For this purpose, an enormous nursery is being raised near Athiyandhal irrigation tank, where the saplings are well grown and ready to be planted. A.V.Venkatachalam, Conservator of Forests, Vellore, said that they have chosen about 25 species including those considered holy by way of being sthala virukshas of various temples and those considered to be auspices to certain stars in astrology.

Since several lakh people come round this hill for spiritual solace every month, we nurtured the idea of planting religiously important trees.

The tree species found in the nursery include (Tamil names) Rosewood, Mahagani, Red Sandal, Naval, Kumizh, Silavagai, Moongil (bamboo), Pungan, Pala (Jack), Maa (Mango), Parambai, Malai Vembu, Arasu (Peepal), Aal (Banyan), Murukkan, Alari, Agathi, Vilvam, Vengai, Nelli (Indian gooseberry), Vanni, Iluppai and Neermathi.

“We have a system of selecting species to plant.

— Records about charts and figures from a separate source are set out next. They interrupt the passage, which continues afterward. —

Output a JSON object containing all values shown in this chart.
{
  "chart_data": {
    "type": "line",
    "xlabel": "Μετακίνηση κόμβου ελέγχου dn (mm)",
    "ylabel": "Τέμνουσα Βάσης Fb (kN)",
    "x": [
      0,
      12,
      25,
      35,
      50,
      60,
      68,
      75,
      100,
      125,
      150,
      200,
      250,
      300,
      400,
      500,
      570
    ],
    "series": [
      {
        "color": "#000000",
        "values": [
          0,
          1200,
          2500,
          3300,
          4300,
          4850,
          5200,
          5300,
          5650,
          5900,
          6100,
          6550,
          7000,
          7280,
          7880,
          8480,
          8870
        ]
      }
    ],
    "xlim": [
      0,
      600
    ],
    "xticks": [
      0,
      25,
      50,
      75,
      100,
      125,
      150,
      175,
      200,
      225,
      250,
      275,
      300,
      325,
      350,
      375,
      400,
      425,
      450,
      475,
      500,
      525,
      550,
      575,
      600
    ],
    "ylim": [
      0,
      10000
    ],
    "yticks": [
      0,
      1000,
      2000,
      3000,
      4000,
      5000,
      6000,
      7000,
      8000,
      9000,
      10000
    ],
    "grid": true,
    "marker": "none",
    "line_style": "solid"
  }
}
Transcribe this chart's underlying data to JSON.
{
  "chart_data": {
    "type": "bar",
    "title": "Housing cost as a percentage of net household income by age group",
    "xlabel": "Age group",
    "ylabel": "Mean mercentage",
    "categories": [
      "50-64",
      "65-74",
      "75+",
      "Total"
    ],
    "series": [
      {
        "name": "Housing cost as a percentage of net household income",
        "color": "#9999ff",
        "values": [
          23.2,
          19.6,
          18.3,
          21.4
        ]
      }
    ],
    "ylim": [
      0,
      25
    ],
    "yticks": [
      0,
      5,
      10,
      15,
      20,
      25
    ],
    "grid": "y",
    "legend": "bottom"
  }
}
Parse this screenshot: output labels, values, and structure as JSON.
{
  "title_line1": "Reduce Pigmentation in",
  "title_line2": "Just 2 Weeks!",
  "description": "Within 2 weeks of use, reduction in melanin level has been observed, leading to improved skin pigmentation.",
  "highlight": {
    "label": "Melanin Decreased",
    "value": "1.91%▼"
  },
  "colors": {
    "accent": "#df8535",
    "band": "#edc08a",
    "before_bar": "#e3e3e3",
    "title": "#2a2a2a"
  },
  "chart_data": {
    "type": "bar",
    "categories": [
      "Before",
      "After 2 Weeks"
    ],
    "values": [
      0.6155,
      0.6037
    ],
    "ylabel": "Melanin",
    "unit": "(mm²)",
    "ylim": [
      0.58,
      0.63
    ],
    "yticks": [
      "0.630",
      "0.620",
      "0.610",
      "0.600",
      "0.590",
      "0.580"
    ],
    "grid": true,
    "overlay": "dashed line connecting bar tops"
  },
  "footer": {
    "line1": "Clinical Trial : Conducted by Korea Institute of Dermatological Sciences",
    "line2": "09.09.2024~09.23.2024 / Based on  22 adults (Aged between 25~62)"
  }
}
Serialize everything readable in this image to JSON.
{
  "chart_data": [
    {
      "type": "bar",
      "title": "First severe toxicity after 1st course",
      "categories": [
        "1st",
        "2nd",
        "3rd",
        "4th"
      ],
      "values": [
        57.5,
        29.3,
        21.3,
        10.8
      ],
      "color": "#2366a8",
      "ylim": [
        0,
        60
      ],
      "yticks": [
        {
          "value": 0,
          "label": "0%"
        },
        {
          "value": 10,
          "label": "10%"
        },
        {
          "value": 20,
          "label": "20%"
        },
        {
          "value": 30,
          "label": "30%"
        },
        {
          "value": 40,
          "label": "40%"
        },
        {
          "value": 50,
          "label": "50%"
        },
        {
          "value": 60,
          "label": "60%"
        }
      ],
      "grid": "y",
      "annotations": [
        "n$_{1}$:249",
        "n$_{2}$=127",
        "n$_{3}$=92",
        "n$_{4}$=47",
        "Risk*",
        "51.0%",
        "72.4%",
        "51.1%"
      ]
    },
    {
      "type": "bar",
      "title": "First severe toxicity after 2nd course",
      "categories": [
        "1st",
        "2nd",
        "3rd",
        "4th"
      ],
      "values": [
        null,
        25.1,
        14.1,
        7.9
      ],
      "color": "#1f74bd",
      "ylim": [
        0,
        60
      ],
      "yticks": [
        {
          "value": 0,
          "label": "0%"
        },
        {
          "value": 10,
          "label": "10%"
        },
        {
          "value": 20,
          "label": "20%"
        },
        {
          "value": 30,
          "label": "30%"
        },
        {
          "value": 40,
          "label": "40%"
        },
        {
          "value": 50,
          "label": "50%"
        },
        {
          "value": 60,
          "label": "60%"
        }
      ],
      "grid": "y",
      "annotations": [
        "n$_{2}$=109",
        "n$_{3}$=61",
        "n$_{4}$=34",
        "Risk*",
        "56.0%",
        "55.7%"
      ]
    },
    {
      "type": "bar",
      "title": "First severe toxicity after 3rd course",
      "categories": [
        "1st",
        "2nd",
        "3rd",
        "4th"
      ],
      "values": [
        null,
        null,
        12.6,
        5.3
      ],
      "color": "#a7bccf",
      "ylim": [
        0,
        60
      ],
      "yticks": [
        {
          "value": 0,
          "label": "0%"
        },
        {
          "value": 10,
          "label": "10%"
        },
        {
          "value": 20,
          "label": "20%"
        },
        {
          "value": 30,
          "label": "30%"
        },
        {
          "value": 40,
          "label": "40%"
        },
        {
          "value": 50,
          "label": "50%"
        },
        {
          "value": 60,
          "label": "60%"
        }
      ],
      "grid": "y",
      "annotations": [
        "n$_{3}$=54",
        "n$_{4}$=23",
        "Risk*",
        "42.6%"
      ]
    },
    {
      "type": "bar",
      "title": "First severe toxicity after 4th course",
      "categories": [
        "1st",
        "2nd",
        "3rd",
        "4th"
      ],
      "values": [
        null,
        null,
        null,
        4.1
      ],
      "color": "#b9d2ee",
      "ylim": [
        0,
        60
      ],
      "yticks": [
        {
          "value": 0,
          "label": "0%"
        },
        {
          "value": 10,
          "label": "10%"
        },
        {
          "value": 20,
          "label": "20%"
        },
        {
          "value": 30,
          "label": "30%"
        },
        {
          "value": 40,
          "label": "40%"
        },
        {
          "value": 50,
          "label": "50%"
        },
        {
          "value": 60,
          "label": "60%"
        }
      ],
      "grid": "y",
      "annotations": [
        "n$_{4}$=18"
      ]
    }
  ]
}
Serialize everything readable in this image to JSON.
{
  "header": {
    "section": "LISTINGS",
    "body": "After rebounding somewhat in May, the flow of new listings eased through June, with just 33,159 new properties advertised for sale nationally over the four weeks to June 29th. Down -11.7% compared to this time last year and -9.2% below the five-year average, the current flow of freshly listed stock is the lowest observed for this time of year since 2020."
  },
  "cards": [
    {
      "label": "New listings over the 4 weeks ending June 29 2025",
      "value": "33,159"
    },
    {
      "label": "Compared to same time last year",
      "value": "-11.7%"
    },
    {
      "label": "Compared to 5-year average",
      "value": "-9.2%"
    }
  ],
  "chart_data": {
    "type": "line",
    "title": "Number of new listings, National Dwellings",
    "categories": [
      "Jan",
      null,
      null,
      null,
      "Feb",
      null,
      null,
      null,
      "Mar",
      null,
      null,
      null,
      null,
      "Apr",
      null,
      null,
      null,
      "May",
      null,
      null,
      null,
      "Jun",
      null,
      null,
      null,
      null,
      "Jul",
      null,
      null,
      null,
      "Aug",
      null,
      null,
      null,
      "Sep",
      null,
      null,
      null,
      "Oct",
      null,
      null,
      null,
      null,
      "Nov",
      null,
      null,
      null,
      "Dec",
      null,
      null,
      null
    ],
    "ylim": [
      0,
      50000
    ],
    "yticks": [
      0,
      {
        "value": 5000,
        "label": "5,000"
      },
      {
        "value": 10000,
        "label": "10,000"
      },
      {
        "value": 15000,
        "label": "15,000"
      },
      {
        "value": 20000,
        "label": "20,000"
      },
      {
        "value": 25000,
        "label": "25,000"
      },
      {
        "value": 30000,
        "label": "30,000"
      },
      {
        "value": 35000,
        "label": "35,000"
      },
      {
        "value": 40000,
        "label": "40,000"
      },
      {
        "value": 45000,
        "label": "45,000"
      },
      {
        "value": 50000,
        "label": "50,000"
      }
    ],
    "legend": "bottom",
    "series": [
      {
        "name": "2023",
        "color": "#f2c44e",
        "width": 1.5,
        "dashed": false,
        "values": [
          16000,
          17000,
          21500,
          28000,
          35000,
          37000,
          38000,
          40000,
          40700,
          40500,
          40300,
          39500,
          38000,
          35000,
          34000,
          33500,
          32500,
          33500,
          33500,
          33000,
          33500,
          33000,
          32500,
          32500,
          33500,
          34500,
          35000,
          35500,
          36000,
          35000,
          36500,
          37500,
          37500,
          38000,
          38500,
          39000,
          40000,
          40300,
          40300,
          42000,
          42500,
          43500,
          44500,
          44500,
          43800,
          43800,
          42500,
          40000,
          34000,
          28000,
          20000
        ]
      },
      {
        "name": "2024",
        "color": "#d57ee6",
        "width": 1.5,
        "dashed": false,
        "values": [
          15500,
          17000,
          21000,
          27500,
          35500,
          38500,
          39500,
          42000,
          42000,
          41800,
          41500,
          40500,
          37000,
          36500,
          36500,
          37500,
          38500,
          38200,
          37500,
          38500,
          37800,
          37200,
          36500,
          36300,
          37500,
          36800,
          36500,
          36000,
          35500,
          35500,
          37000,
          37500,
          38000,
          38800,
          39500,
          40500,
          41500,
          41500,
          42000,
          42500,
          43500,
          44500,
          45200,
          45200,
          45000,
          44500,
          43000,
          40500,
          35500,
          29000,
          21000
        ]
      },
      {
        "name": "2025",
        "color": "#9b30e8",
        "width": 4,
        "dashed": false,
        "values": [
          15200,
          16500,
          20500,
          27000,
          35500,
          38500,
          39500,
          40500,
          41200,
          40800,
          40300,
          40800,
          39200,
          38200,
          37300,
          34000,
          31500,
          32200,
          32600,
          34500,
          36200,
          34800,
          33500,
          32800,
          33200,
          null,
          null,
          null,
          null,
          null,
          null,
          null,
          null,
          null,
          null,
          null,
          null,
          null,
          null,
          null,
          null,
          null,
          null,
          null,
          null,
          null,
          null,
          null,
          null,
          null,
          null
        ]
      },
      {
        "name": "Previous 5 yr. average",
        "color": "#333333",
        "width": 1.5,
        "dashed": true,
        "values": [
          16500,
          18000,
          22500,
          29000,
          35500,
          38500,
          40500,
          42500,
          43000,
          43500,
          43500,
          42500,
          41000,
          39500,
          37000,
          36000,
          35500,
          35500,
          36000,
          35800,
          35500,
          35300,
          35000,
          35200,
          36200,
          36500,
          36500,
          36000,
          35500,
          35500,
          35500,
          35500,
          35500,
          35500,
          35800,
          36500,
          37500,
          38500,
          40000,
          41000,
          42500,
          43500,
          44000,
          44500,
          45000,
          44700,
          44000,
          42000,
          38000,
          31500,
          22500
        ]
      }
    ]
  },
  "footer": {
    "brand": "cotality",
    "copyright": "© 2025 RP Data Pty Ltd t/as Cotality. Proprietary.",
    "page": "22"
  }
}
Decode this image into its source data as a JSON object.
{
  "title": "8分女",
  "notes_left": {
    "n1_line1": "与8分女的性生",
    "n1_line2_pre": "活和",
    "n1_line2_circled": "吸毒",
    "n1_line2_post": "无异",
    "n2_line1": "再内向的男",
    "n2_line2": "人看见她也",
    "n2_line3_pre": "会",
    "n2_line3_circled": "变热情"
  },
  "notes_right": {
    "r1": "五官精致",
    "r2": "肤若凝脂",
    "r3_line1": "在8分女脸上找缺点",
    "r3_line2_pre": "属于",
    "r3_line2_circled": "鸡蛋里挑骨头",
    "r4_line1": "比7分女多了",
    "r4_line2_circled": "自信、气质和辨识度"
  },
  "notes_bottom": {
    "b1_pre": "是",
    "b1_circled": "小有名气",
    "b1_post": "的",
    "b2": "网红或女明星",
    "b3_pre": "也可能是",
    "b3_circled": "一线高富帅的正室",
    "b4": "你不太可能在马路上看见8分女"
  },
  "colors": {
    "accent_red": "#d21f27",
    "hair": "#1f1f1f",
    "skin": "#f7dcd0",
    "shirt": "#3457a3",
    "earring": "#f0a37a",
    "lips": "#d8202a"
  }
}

We would track the past history and find out what are all the species present earlier in the same forest.

After choosing suitable list of trees we would shortlist it to prepare a final list,” Mr.Venkatachalam said.

Tiruvannamalai Forest Range Officer Karunamurthi said that pits are being taken in the hill and three percolation ponds are dug in the hill to harvest water for the plants. “Saplings are well grown and we would plant them in September once we got downpour,” Mr.Karunamurthi added.

Forest activist Peter said that those species chosen by the Forest Department were good. However, he added that they could add some species like Kal Thurinji, Veppalai, Marutham, Nuna, Kattuvagai, Magudam, Nammai, Kungiliyam, Athi and Kal Aathi.